All this came back to me when I sat down to write about Fanshawe. Once, I had given birth to a thousand imaginary souls. Now, eight years later, I was going to take a living man and put him in his grave. I was the chief mourner and officiating clergyman at this mock funeral, and my job was to speak the right words, to say the thing that everyone wanted to hear. The two actions were opposite and identical, mirror images of one another. But this hardly consoled me. The first fraud had been a joke, no more than a youthful adventure, whereas the second fraud was serious, a dark and frightening thing. I was digging a grave, after all, and there were times when I began to wonder if I was not digging my own.

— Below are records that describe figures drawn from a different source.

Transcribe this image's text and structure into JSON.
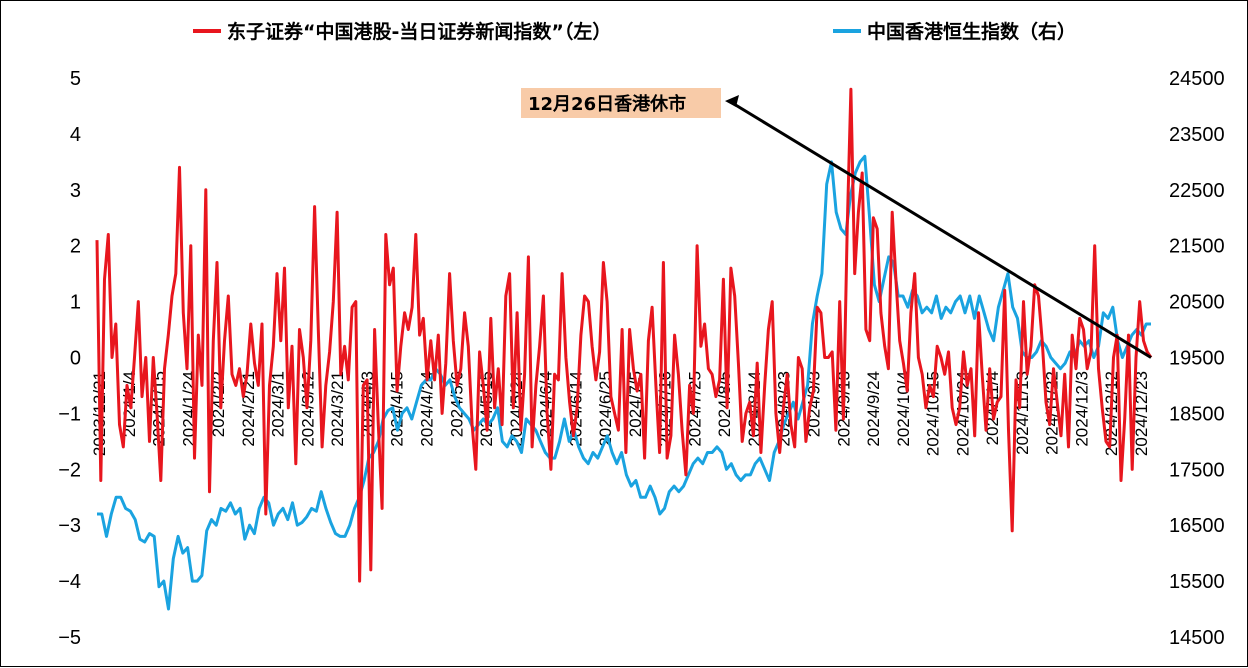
{
  "chart_data": {
    "type": "line",
    "title": "",
    "xlabel": "",
    "ylabel_left": "",
    "ylabel_right": "",
    "legend_position": "top",
    "grid": false,
    "colors": {
      "left_series": "#e8161e",
      "right_series": "#1aa3e0",
      "annotation_bg": "#f8cba8"
    },
    "ylim_left": [
      -5,
      5
    ],
    "ylim_right": [
      14500,
      24500
    ],
    "yticks_left": [
      "5",
      "4",
      "3",
      "2",
      "1",
      "0",
      "−1",
      "−2",
      "−3",
      "−4",
      "−5"
    ],
    "yticks_right": [
      "24500",
      "23500",
      "22500",
      "21500",
      "20500",
      "19500",
      "18500",
      "17500",
      "16500",
      "15500",
      "14500"
    ],
    "x_tick_labels": [
      "2023/12/21",
      "2024/1/4",
      "2024/1/15",
      "2024/1/24",
      "2024/2/2",
      "2024/2/21",
      "2024/3/1",
      "2024/3/12",
      "2024/3/21",
      "2024/4/3",
      "2024/4/15",
      "2024/4/24",
      "2024/5/6",
      "2024/5/15",
      "2024/5/24",
      "2024/6/4",
      "2024/6/14",
      "2024/6/25",
      "2024/7/5",
      "2024/7/16",
      "2024/7/25",
      "2024/8/5",
      "2024/8/14",
      "2024/8/23",
      "2024/9/3",
      "2024/9/13",
      "2024/9/24",
      "2024/10/4",
      "2024/10/15",
      "2024/10/24",
      "2024/11/4",
      "2024/11/13",
      "2024/11/22",
      "2024/12/3",
      "2024/12/12",
      "2024/12/23"
    ],
    "annotation": {
      "text": "12月26日香港休市",
      "points_to_series_end": true
    },
    "series": [
      {
        "name": "东子证券“中国港股-当日证券新闻指数”（左）",
        "axis": "left",
        "values": [
          2.1,
          -2.2,
          1.4,
          2.2,
          0.0,
          0.6,
          -1.2,
          -1.6,
          -0.5,
          -0.9,
          0.0,
          1.0,
          -0.7,
          0.0,
          -1.5,
          0.0,
          -1.0,
          -2.2,
          -0.2,
          0.4,
          1.1,
          1.5,
          3.4,
          0.8,
          -0.2,
          2.0,
          -1.8,
          0.4,
          -0.5,
          3.0,
          -2.4,
          0.3,
          1.7,
          -0.9,
          0.3,
          1.1,
          -0.3,
          -0.5,
          -0.2,
          -0.7,
          -0.3,
          0.6,
          -0.1,
          -0.5,
          0.6,
          -2.8,
          -0.5,
          0.2,
          1.5,
          0.3,
          1.6,
          -0.9,
          0.2,
          -1.9,
          0.5,
          0.0,
          -0.9,
          0.3,
          2.7,
          0.5,
          -1.6,
          -0.5,
          0.1,
          1.0,
          2.6,
          -0.3,
          0.2,
          -0.4,
          0.9,
          1.0,
          -4.0,
          -0.5,
          -0.4,
          -3.8,
          0.5,
          -1.2,
          -2.7,
          2.2,
          1.3,
          1.6,
          -0.6,
          0.2,
          0.8,
          0.5,
          0.9,
          2.2,
          0.4,
          0.7,
          -0.4,
          0.3,
          -0.4,
          0.4,
          -1.0,
          -0.1,
          1.5,
          0.3,
          -0.5,
          -0.2,
          0.8,
          0.2,
          -1.2,
          -2.0,
          0.1,
          -0.5,
          -1.3,
          0.7,
          -0.9,
          -0.2,
          -1.2,
          1.1,
          1.5,
          -0.9,
          0.8,
          -1.3,
          -0.3,
          1.8,
          -1.6,
          -0.5,
          0.2,
          1.1,
          -1.0,
          -2.0,
          -0.3,
          -0.4,
          1.5,
          0.0,
          -0.8,
          -1.4,
          -0.9,
          0.4,
          1.1,
          1.0,
          0.2,
          -0.4,
          0.1,
          1.7,
          1.0,
          -0.7,
          -1.0,
          -1.3,
          0.5,
          -1.7,
          0.5,
          -0.2,
          -0.6,
          -0.3,
          -1.8,
          0.3,
          0.9,
          -0.5,
          -1.7,
          1.7,
          -1.8,
          -1.4,
          0.4,
          -0.3,
          -1.3,
          -2.1,
          -0.5,
          -1.0,
          2.0,
          0.2,
          0.6,
          -0.2,
          -0.3,
          -0.7,
          -0.4,
          1.4,
          -0.9,
          1.6,
          1.1,
          -0.1,
          -1.5,
          -1.0,
          -0.8,
          -1.4,
          -0.1,
          -1.7,
          -0.5,
          0.5,
          1.0,
          -1.0,
          -1.7,
          -0.9,
          -0.3,
          -1.2,
          -1.6,
          0.0,
          -0.2,
          -1.5,
          -0.9,
          -0.6,
          0.9,
          0.8,
          0.0,
          0.0,
          0.1,
          -1.3,
          1.0,
          -1.1,
          2.3,
          4.8,
          1.5,
          2.6,
          3.3,
          0.5,
          0.3,
          2.5,
          2.3,
          0.8,
          0.2,
          -0.2,
          2.6,
          1.4,
          0.3,
          -0.1,
          -0.6,
          0.8,
          1.5,
          0.0,
          -0.3,
          -0.9,
          -0.5,
          -0.7,
          0.2,
          0.0,
          -0.3,
          0.1,
          -0.9,
          -1.2,
          -0.9,
          0.1,
          -0.5,
          -0.2,
          -1.4,
          0.8,
          -0.3,
          -1.3,
          -0.2,
          -1.1,
          -0.8,
          -0.7,
          1.2,
          -1.3,
          -3.1,
          -0.4,
          -0.9,
          1.0,
          -0.3,
          0.2,
          1.3,
          1.1,
          0.3,
          -0.8,
          -1.2,
          -0.2,
          -0.8,
          -1.4,
          -0.3,
          -1.6,
          0.4,
          -0.2,
          0.7,
          0.5,
          -0.2,
          0.1,
          2.0,
          -0.2,
          -0.9,
          -1.5,
          -1.6,
          0.0,
          0.4,
          -2.2,
          -1.1,
          0.4,
          -2.0,
          0.0,
          1.0,
          0.3,
          0.1,
          0.0
        ]
      },
      {
        "name": "中国香港恒生指数（右）",
        "axis": "right",
        "values": [
          16700,
          16700,
          16300,
          16700,
          17000,
          17000,
          16800,
          16750,
          16600,
          16250,
          16200,
          16350,
          16300,
          15400,
          15500,
          15000,
          15900,
          16300,
          16000,
          16100,
          15500,
          15500,
          15600,
          16400,
          16600,
          16500,
          16800,
          16750,
          16900,
          16700,
          16800,
          16250,
          16500,
          16350,
          16800,
          17000,
          16900,
          16500,
          16700,
          16800,
          16600,
          16900,
          16500,
          16550,
          16650,
          16800,
          16750,
          17100,
          16800,
          16550,
          16350,
          16300,
          16300,
          16500,
          16800,
          17000,
          17300,
          17700,
          17800,
          18000,
          18400,
          18550,
          18600,
          18200,
          18500,
          18600,
          18400,
          18700,
          19000,
          19100,
          19100,
          19300,
          19200,
          19000,
          19100,
          18800,
          18600,
          18500,
          18400,
          18200,
          18300,
          18400,
          18300,
          18400,
          18600,
          18000,
          17900,
          18100,
          18000,
          17800,
          18400,
          18300,
          18200,
          18000,
          17800,
          17700,
          17700,
          18000,
          18400,
          18000,
          18200,
          17900,
          17700,
          17600,
          17800,
          17700,
          17900,
          18100,
          17800,
          17600,
          17800,
          17400,
          17200,
          17300,
          17000,
          17000,
          17200,
          17000,
          16700,
          16800,
          17100,
          17200,
          17100,
          17200,
          17400,
          17600,
          17700,
          17600,
          17800,
          17800,
          17900,
          17800,
          17500,
          17600,
          17400,
          17300,
          17400,
          17400,
          17600,
          17700,
          17500,
          17300,
          17800,
          18000,
          18300,
          18500,
          18700,
          18400,
          18700,
          19000,
          20100,
          20600,
          21000,
          22600,
          23000,
          22100,
          21800,
          21700,
          22400,
          22800,
          23000,
          23100,
          22000,
          20800,
          20500,
          20900,
          21300,
          21200,
          20600,
          20600,
          20400,
          20700,
          20600,
          20300,
          20400,
          20300,
          20600,
          20200,
          20400,
          20300,
          20500,
          20600,
          20300,
          20600,
          20200,
          20600,
          20300,
          20000,
          19800,
          20400,
          20700,
          21000,
          20400,
          20200,
          19600,
          19500,
          19500,
          19600,
          19800,
          19700,
          19500,
          19400,
          19300,
          19400,
          19600,
          19500,
          19800,
          19700,
          19800,
          19500,
          19700,
          20300,
          20200,
          20400,
          19800,
          19500,
          19700,
          19900,
          20000,
          19900,
          20100,
          20100
        ]
      }
    ]
  }
}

Lives make no sense, I argued. A man lives and then he dies, and what happens in between makes no sense. I thought of the story of La Chère, a soldier who took part in one of the earliest French expeditions to America. In 1562, Jean Ribaut left behind a number of men at Port Royal (near Hilton Head, South Carolina) under the command of Albert de Pierra, a madman who ruled through terror and violence. “He hanged with his own hands a drummer who had fallen under his displeasure,” Francis Parkman writes, “and banished a soldier, named La Chère, to a solitary island, three leagues from the fort, where he left him to starve.” Albert was eventually murdered in an uprising by his men, and the half-dead La Chère was rescued from the island. One would think that La Chère was now safe, that having lived through his terrible punishment he would be exempt from further catastrophe. But nothing is that simple. There are no odds to beat, no rules to set a limit on bad luck, and at each moment we begin again, as ripe for a low blow as we were the moment before. Things collapsed at the settlement. The men had no talent for coping with the wilderness, and famine and homesickness took over. Using a few makeshift tools, they spent all their energies on building a ship “worthy of Robinson Crusoe” to get them back to France. On the Atlantic, another catastrophe: there was no wind, their food and water ran out. The men began to eat their shoes and leather jerkins, some drank sea water in desperation, and several died. Then came the inevitable descent into cannibalism. “The lot was cast,” Parkman notes, “and it fell on La Chère, the same wretched man whom Albert had doomed to starvation on a lonely island. They killed him, and with ravenous avidity portioned out his flesh. The hideous repast sustained them till land rose in sight, when, it is said, in a delirium of joy, they could no longer steer their vessel, but let her drift at the will of the tide. A small English bark bore down upon them, took them all on board, and, after landing the feeblest, carried the rest prisoners to Queen Elizabeth.”